The Politician's Wife

Allen Hall Theatre, University of Otago, Dunedin

15/03/2024 - 17/03/2024

Dunedin Fringe Festival 2024

Production Details

Playwright: Angie Farrow
Producer: Sahara Pohatu-Trow
Director and production design: Ash Dawes


“People don’t see you when you have no home.”
Against the backdrop of an election and a refugee crisis, Angie Farrow’s The Politician’s Wife asks what it means to belong.

Venue: Allen Hall Theatre
15/16 March: 7.30pm
17 March: 2.00pm

Tickets: $20 (full) / $15 (conc)

Cast: Alana Jamieson, Andrew Brinsley-Pirie, Angelo Lukban, Grace Turipa
Production / Stage Manager: Olivia Temm

Theatre ,

90 - 110 mins

Actors work together like a well-oiled machine

Review by Phoebe Smith 16th Mar 2024

Angie Farrow’s The Politician’s Wife is perhaps even more timely now than it was in 2016, when it was shortlisted for the Adam NZ Play Award. As Ash Dawes’ director’s note tells us, “This play touches on many of the most pressing cultural issues we are facing: an increasingly radical political landscape, xenophobia, refugee crises, and climate change.”  Both in script and production these issues are explored as poignant and compelling messages, presented with compassion but never patronising nor lecturing the audience.

The play opens on a light-hearted note with wife of conservative politician Stefan (Andrew Brinsley-Pirie) having a chance encounter (and a few lunch-time wines) with old friend and lover Jasper (Angelo Lukban). Wife Kim (Alana Jamieson) speaks at break-neck speed – and could slow down a little as we lose some of her lines in this scene – her comedic timing is perfect and she lands every joke – setting the audience up for a comedy, when what will ensue has much greater depth.

We go on to meet Latika (Grace Turipa) in a refugee camp. Latika’s emotions range between rage, anguish, despair, acceptance and grief. As with all of the actors Turipa plays multiple characters. While each of Turipa’s characters play a significantly different role, at times it is difficult to delineate between these emotionally, as they all at times dissolve into rage and shouting. 

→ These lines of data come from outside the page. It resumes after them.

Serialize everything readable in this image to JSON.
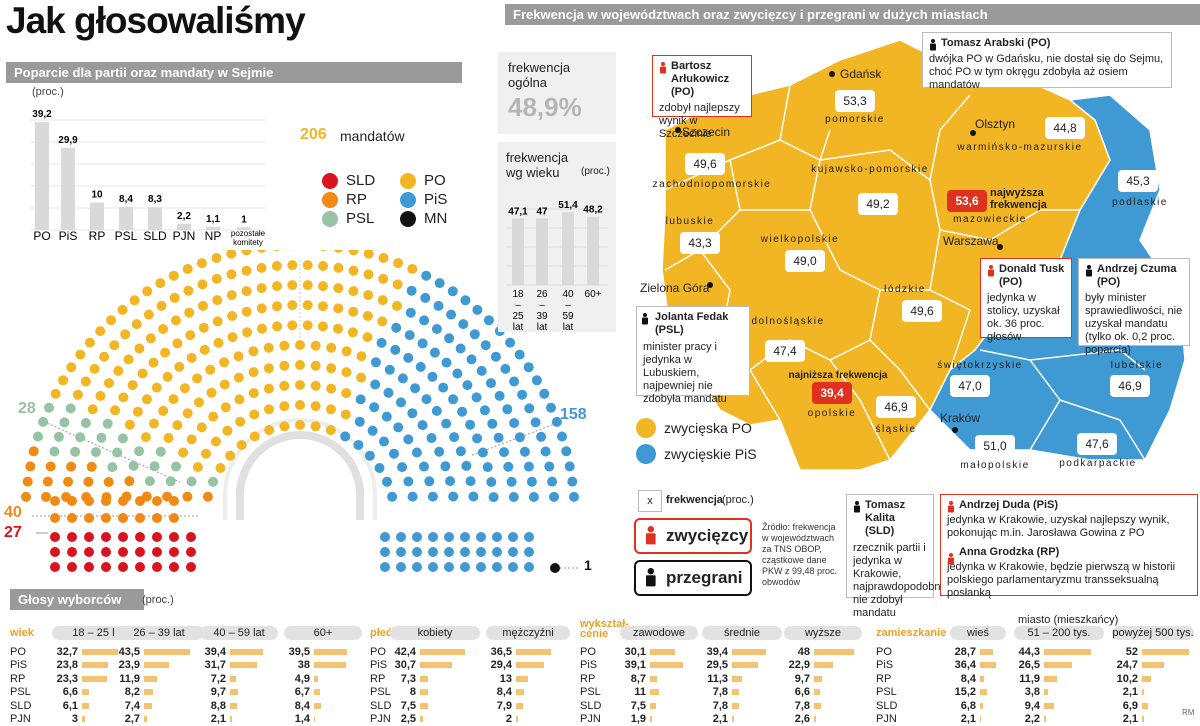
{
  "title": "Jak głosowaliśmy",
  "support_banner": "Poparcie dla partii oraz mandaty w Sejmie",
  "support_unit": "(proc.)",
  "colors": {
    "PO": "#f2b523",
    "PiS": "#3f9ad3",
    "SLD": "#d8141e",
    "RP": "#f08a14",
    "PSL": "#96c2a5",
    "MN": "#111111",
    "bar": "#d9d9d9",
    "light_po": "#f3c374"
  },
  "chart_data": [
    {
      "type": "bar",
      "categories": [
        "PO",
        "PiS",
        "RP",
        "PSL",
        "SLD",
        "PJN",
        "NP",
        "pozostałe komitety"
      ],
      "values": [
        39.2,
        29.9,
        10,
        8.4,
        8.3,
        2.2,
        1.1,
        1
      ],
      "value_labels": [
        "39,2",
        "29,9",
        "10",
        "8,4",
        "8,3",
        "2,2",
        "1,1",
        "1"
      ]
    },
    {
      "type": "seat-distribution",
      "parties": [
        "SLD",
        "RP",
        "PSL",
        "PO",
        "PiS",
        "MN"
      ],
      "seats": {
        "PO": 206,
        "PiS": 158,
        "RP": 40,
        "SLD": 27,
        "PSL": 28,
        "MN": 1
      },
      "mandates_label": "mandatów"
    },
    {
      "type": "bar",
      "categories": [
        "18 – 25 lat",
        "26 – 39 lat",
        "40 – 59 lat",
        "60+"
      ],
      "values": [
        47.1,
        47,
        51.4,
        48.2
      ],
      "value_labels": [
        "47,1",
        "47",
        "51,4",
        "48,2"
      ]
    },
    {
      "type": "map",
      "regions": [
        {
          "name": "pomorskie",
          "value": "53,3",
          "winner": "PO"
        },
        {
          "name": "zachodniopomorskie",
          "value": "49,6",
          "winner": "PO"
        },
        {
          "name": "warmińsko-mazurskie",
          "value": "44,8",
          "winner": "PO"
        },
        {
          "name": "kujawsko-pomorskie",
          "value": "49,2",
          "winner": "PO"
        },
        {
          "name": "podlaskie",
          "value": "45,3",
          "winner": "PiS"
        },
        {
          "name": "mazowieckie",
          "value": "53,6",
          "winner": "PO"
        },
        {
          "name": "lubuskie",
          "value": "43,3",
          "winner": "PO"
        },
        {
          "name": "wielkopolskie",
          "value": "49,0",
          "winner": "PO"
        },
        {
          "name": "łódzkie",
          "value": "49,6",
          "winner": "PO"
        },
        {
          "name": "dolnośląskie",
          "value": "47,4",
          "winner": "PO"
        },
        {
          "name": "opolskie",
          "value": "39,4",
          "winner": "PO"
        },
        {
          "name": "śląskie",
          "value": "46,9",
          "winner": "PO"
        },
        {
          "name": "świętokrzyskie",
          "value": "47,0",
          "winner": "PiS"
        },
        {
          "name": "lubelskie",
          "value": "46,9",
          "winner": "PiS"
        },
        {
          "name": "małopolskie",
          "value": "51,0",
          "winner": "PiS"
        },
        {
          "name": "podkarpackie",
          "value": "47,6",
          "winner": "PiS"
        }
      ]
    },
    {
      "type": "table",
      "groups": [
        {
          "category": "wiek",
          "headers": [
            "18 – 25 lat",
            "26 – 39 lat",
            "40 – 59 lat",
            "60+"
          ],
          "parties": [
            "PO",
            "PiS",
            "RP",
            "PSL",
            "SLD",
            "PJN"
          ],
          "values": [
            [
              "32,7",
              "43,5",
              "39,4",
              "39,5"
            ],
            [
              "23,8",
              "23,9",
              "31,7",
              "38"
            ],
            [
              "23,3",
              "11,9",
              "7,2",
              "4,9"
            ],
            [
              "6,6",
              "8,2",
              "9,7",
              "6,7"
            ],
            [
              "6,1",
              "7,4",
              "8,8",
              "8,4"
            ],
            [
              "3",
              "2,7",
              "2,1",
              "1,4"
            ]
          ]
        },
        {
          "category": "płeć",
          "headers": [
            "kobiety",
            "mężczyźni"
          ],
          "parties": [
            "PO",
            "PiS",
            "RP",
            "PSL",
            "SLD",
            "PJN"
          ],
          "values": [
            [
              "42,4",
              "36,5"
            ],
            [
              "30,7",
              "29,4"
            ],
            [
              "7,3",
              "13"
            ],
            [
              "8",
              "8,4"
            ],
            [
              "7,5",
              "7,9"
            ],
            [
              "2,5",
              "2"
            ]
          ]
        },
        {
          "category": "wykształ-cenie",
          "headers": [
            "zawodowe",
            "średnie",
            "wyższe"
          ],
          "parties": [
            "PO",
            "PiS",
            "RP",
            "PSL",
            "SLD",
            "PJN"
          ],
          "values": [
            [
              "30,1",
              "39,4",
              "48"
            ],
            [
              "39,1",
              "29,5",
              "22,9"
            ],
            [
              "8,7",
              "11,3",
              "9,7"
            ],
            [
              "11",
              "7,8",
              "6,6"
            ],
            [
              "7,5",
              "7,8",
              "7,8"
            ],
            [
              "1,9",
              "2,1",
              "2,6"
            ]
          ]
        },
        {
          "category": "zamieszkanie",
          "headers": [
            "wieś",
            "51 – 200 tys.",
            "powyżej 500 tys."
          ],
          "parties": [
            "PO",
            "PiS",
            "RP",
            "PSL",
            "SLD",
            "PJN"
          ],
          "values": [
            [
              "28,7",
              "44,3",
              "52"
            ],
            [
              "36,4",
              "26,5",
              "24,7"
            ],
            [
              "8,4",
              "11,9",
              "10,2"
            ],
            [
              "15,2",
              "3,8",
              "2,1"
            ],
            [
              "6,8",
              "9,4",
              "6,9"
            ],
            [
              "2,1",
              "2,2",
              "2,1"
            ]
          ]
        }
      ]
    }
  ],
  "legend": [
    {
      "party": "SLD"
    },
    {
      "party": "RP"
    },
    {
      "party": "PSL"
    },
    {
      "party": "PO"
    },
    {
      "party": "PiS"
    },
    {
      "party": "MN"
    }
  ],
  "map_banner": "Frekwencja w województwach oraz zwycięzcy i przegrani w dużych miastach",
  "turnout_overall_label": "frekwencja ogólna",
  "turnout_overall_value": "48,9%",
  "turnout_age_label": "frekwencja wg wieku",
  "turnout_age_unit": "(proc.)",
  "highest_label": "najwyższa frekwencja",
  "lowest_label": "najniższa frekwencja",
  "cities": [
    "Gdańsk",
    "Szczecin",
    "Olsztyn",
    "Warszawa",
    "Zielona Góra",
    "Kraków"
  ],
  "map_legend": {
    "po": "zwycięska PO",
    "pis": "zwycięskie PiS",
    "x": "x",
    "freq": "frekwencja",
    "freq_unit": "(proc.)",
    "winners": "zwycięzcy",
    "losers": "przegrani"
  },
  "source": "Źródło: frekwencja w województwach za TNS OBOP, cząstkowe dane PKW z 99,48 proc. obwodów",
  "callouts": {
    "arlukowicz": {
      "name": "Bartosz Arłukowicz (PO)",
      "text": "zdobył najlepszy wynik w Szczecinie"
    },
    "arabski": {
      "name": "Tomasz Arabski (PO)",
      "text": "dwójka PO w Gdańsku, nie dostał się do Sejmu, choć PO w tym okręgu zdobyła aż osiem mandatów"
    },
    "tusk": {
      "name": "Donald Tusk (PO)",
      "text": "jedynka w stolicy, uzyskał ok. 36 proc. głosów"
    },
    "czuma": {
      "name": "Andrzej Czuma (PO)",
      "text": "były minister sprawiedliwości, nie uzyskał mandatu (tylko ok. 0,2 proc. poparcia)"
    },
    "fedak": {
      "name": "Jolanta Fedak (PSL)",
      "text": "minister pracy i jedynka w Lubuskiem, najpewniej nie zdobyła mandatu"
    },
    "kalita": {
      "name": "Tomasz Kalita (SLD)",
      "text": "rzecznik partii i jedynka w Krakowie, najprawdopodobniej nie zdobył mandatu"
    },
    "duda": {
      "name": "Andrzej Duda (PiS)",
      "text": "jedynka w Krakowie, uzyskał najlepszy wynik, pokonując m.in. Jarosława Gowina z PO"
    },
    "grodzka": {
      "name": "Anna Grodzka (RP)",
      "text": "jedynka w Krakowie, będzie pierwszą w historii polskiego parlamentaryzmu transseksualną posłanką"
    }
  },
  "votes_banner": "Głosy wyborców",
  "votes_unit": "(proc.)",
  "city_header": "miasto (mieszkańcy)",
  "credit": "RM"
}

The production design (Ash Dawes) is excellent. In a play with a considerable number of transitions between short scenes and locations, the set design is well thought out, with each space pre-set and well delineated and complemented by a simple lighting design that consistently brings the audience’s eye to where it is desired to be. Actors and stage manager (Olivia Temm) near seamlessly shift from scene to scene in short blackouts that never disrupt the flow of the piece. 

The costume design, too, is excellent with all four actors in black with minimal but noticeable changes, such as a hat or a jacket or tie, used to differentiate between their characters. These can be utilised so quickly and effectively that there is no noticeable gap in time between scenes even if the same actor is a different character in two that are consecutive.

This reviewer could have done without the sound effect during various political announcements and speeches that I eventually realised was applause, but initially thought was frogs.

All four actors work together like a well-oiled machine. Brinsley-Pirie’s Stefan is revoltingly brash and believable with his straight-backed arrogance – though he does have a tendency to shout which becomes somewhat over-bearing. Jamieson’s Kim beautifully manages to walk the line between being likeably garrulous and irritatingly so. It is vital for the audience to feel warm toward Turipa’s Latika, and she wins us over immediately and we only feel for her more as the play progresses. Special mention, however, must be made of Angelo Lukban who plays three significant characters each with specific body-language, voice and energy which he moves between within seconds with complete assurance and believability.

There are a few scenes in which the characters come together and speak as one – some pre-recorded and some live. While these worked well physically, when the actors spoke lines simultaneously, they came out in a monotone which removed the emotion from the scenes.

With a script that requires so many scene and role changes, it is a credit to director Ash Dawes that this production flows continuously and never slows the pace. While this is the case, and the play is never slow, it must be said that after a late start of ten minutes, the play went nearly 25 minutes over its scheduled finishing time – so perhaps expect a 15 minute longer play than advertised.

This is an extremely timely production that will, as the director’s note says, “Challenge you to think: about the lives we consider valuable, the lives we don’t, and the lines we draw between them.”